The recent defeat of the “religious rights” bill in Augusta was appropriate, since it is in accord with the Equal Rights Protection Clause of the U.S. Constitution, which already protects people from arbitrary discrimination.

That the vote was strictly along party lines was no surprise, since the Republican Party is an active supporter of conservative Christian morals. It is entirely likely that this bill will be revived another year.

If so, there should be an amendment requiring all such businesses to post at their entrances a sign that informs the public that “they have a discriminating policy based on their religious beliefs.” The public has a right to know. It’s sad that such a sign would be needed even in some churches.

Arizona’s governor just vetoed a “Christian shield” bill allowing business owners to cite religious beliefs to discriminate against gays – refusing to bake cakes for lesbian and gay weddings, for example. This is the first of 10 such proposed bills in Republican-controlled states.

In a recent “Dear Abby” letter, a couple who had retired to Tampa was quickly welcomed to neighborhood gatherings. Two couples in their new neighborhood were gay – one male, one female.

When it was the newly retired couple’s turn to host, they did not invite the gay couples because they did not approve of their lifestyle choices.
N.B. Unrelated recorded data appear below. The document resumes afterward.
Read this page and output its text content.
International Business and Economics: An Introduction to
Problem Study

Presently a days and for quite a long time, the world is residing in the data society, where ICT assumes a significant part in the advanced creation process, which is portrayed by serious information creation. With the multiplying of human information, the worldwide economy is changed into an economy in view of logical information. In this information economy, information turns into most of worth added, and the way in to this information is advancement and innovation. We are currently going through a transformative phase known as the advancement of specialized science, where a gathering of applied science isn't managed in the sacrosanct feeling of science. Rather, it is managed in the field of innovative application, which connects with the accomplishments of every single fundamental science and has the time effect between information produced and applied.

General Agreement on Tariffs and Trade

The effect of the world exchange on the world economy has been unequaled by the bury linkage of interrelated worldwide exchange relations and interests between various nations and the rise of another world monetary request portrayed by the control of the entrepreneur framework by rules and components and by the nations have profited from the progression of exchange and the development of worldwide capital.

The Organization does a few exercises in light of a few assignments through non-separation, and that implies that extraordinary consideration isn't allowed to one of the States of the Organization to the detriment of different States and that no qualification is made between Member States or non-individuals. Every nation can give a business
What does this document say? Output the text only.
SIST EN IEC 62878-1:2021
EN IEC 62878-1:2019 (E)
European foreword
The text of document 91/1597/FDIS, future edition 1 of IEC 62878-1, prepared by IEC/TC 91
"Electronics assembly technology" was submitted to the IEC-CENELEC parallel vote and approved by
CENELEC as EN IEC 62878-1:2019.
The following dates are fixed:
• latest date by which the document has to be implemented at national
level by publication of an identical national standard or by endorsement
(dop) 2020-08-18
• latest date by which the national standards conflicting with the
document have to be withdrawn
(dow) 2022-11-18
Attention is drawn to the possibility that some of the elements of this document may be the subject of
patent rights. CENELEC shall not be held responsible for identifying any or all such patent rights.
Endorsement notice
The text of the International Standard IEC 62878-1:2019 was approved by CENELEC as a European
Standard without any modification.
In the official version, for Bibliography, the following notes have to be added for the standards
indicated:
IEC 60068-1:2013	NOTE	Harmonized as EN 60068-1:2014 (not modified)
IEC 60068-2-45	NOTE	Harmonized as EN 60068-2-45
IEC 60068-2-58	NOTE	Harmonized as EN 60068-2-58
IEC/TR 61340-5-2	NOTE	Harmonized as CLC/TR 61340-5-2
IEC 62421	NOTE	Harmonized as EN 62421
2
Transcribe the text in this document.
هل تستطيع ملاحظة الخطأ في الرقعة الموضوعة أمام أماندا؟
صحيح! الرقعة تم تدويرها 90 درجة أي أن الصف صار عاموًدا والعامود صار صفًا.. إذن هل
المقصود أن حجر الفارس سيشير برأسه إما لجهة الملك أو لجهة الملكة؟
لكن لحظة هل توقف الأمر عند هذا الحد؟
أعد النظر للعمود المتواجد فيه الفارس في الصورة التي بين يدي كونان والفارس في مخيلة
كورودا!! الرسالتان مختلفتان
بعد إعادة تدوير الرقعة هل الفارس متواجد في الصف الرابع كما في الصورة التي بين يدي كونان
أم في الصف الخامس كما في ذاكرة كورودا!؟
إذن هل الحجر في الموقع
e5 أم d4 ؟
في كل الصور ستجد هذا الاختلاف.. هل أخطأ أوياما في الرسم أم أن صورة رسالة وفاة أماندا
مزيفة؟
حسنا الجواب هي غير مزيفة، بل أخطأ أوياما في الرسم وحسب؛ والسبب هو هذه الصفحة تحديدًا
They had moved from a conservative community where people, if “different,” kept to themselves. Since then the newcomers have been excluded from neighborhood gatherings.

Abby said it appears they would be happier in a less integrated neighborhood surrounded by people who think the way they do, adding: “But if you interact only with people like yourselves, you will have missed a chance for growth, which is what you have been offered here.”